This lesson is in the early stages of development (Alpha version)

HPC Parallelisation For Novices

“High-performance computing” supercomputers have been around for longer than some of their users today. The first supercomputer, the Cray-1, was setup in 1976 and was put in operation at Los Alamos National Laboratory. In the course of history, the design of supercomputers underwent several revolutions. Today, most universities and an increasing part of the industry in several domains exploit the computational power of clusters of interconnected servers.

These High-performance Computing (HPC) clusters are used for large scale data processing and data analysis, scalable but yet fine grained parallel calculations and compute intensive simulations of ever increasing fidelity. This course material is meant to introduce learners to the core principles how to program applications that can harness the full power of such machinery.

Please note that this lesson uses Python 3 without the intent of claiming python to be the universal language for HPC. Python is merely used as a vehicle to convey concepts that due to the intuitiveness of the language should be easy to transport to other languages and domains.


This material targets future or present users of a HPC infrastructure of any discipline. The learners are expected to have programming skills beyond basic courses.

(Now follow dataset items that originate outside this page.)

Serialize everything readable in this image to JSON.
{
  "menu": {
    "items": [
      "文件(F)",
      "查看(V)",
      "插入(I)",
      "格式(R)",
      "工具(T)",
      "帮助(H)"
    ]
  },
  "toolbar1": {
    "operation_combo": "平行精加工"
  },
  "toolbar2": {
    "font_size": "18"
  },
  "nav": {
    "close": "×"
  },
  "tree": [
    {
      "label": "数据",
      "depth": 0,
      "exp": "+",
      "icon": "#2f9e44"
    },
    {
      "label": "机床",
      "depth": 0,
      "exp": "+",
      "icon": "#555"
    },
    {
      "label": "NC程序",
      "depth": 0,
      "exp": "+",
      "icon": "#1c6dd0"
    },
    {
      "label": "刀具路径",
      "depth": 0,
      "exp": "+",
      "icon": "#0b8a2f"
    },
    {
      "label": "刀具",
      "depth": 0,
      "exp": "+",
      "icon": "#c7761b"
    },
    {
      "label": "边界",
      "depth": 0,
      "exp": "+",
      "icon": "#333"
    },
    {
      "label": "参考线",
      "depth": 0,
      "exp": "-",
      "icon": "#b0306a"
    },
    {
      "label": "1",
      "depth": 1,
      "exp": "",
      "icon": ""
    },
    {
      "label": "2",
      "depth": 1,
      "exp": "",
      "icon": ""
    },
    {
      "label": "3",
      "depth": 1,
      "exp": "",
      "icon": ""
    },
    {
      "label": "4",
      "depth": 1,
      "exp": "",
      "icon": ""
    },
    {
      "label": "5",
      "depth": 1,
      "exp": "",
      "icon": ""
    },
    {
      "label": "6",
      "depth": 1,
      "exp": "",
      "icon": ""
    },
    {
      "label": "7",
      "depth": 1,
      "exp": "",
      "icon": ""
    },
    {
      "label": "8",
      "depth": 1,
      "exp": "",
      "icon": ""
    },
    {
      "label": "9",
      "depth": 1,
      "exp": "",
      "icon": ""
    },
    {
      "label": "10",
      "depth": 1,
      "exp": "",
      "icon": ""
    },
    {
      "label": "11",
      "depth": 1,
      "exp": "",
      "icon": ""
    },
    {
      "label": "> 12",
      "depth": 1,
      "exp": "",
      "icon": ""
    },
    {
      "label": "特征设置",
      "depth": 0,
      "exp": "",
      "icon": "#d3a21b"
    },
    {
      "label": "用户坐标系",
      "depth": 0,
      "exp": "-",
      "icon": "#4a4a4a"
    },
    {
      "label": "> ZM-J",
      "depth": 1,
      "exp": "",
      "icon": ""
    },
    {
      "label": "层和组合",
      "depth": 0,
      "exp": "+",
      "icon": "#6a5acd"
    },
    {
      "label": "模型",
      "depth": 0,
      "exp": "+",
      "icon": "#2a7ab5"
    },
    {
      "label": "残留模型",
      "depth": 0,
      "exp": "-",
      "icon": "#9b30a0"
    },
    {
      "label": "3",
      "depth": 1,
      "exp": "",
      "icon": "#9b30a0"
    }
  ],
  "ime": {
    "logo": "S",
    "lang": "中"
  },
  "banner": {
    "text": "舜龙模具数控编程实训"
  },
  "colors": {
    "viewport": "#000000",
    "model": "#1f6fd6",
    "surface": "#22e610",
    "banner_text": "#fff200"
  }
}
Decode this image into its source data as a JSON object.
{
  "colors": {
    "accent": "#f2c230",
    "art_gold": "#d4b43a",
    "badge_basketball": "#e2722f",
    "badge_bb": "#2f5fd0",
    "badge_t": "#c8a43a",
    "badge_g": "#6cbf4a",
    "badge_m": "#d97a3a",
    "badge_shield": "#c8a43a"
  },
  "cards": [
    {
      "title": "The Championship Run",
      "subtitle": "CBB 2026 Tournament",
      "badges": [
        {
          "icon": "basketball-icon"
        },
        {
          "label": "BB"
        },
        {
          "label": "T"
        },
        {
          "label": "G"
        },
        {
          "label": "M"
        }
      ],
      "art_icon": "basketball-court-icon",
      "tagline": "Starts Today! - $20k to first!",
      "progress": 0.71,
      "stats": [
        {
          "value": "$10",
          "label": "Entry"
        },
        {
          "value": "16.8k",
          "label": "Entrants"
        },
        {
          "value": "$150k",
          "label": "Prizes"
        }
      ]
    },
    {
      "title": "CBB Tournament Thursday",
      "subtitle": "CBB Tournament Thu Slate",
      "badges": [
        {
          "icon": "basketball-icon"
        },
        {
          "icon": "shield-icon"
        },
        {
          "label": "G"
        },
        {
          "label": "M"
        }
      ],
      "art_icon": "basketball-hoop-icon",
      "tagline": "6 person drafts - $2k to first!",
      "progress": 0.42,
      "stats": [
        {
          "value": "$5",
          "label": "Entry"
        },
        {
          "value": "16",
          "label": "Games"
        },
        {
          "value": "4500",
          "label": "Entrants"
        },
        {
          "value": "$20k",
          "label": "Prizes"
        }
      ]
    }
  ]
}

Learners are expected to know how to submit a batch job on a HPC cluster. Further, knowledge on how to write functions and declare variables in python are required. Basic numpy array commands are beneficial but not required to follow the course.

In other words, learners are expected to have skills which are equivalent to having completed:

This lesson guides you through the basics of parallelisation on a computer cluster (or batch farm or supercomputer). If you’re already comfortable with using systems like LSF, Slurm or PBS/Pro and have written parallel applications to run on a cluster, you probably won’t learn much from this lesson. But you are welcome to help others as a technical assistant or contribute to this course material.


Setup Download files used on the lesson.
00:00 Recap: Changing the Environment How to extend the software installation of a HPC cluster?
00:30 Estimation of Pi for Pedestrians How do I find the portion of a code snippet that consumes the longest time?
01:20 Parallel Estimation of Pi for Pedestrians What are data parallel algorithms?
How can I estimate the yield of parallelization without writing one line of code?
How do I use multiple cores on a computer in my program?
02:05 Higher levels of parallelism What were the key changes when using the multiprocessing library?
How could this be implemented with dask?
How does a conversion using dask high level API compare?
02:50 Searching for Pi How do I analyze a lot of large files efficiently?
03:35 Bonus session: Distributing computations among computers What is the message passing interface (MPI)?
How do I exploit parallelism using the message passing interface (MPI)?
04:30 Finish

The actual schedule may vary slightly depending on the topics and exercises chosen by the instructor.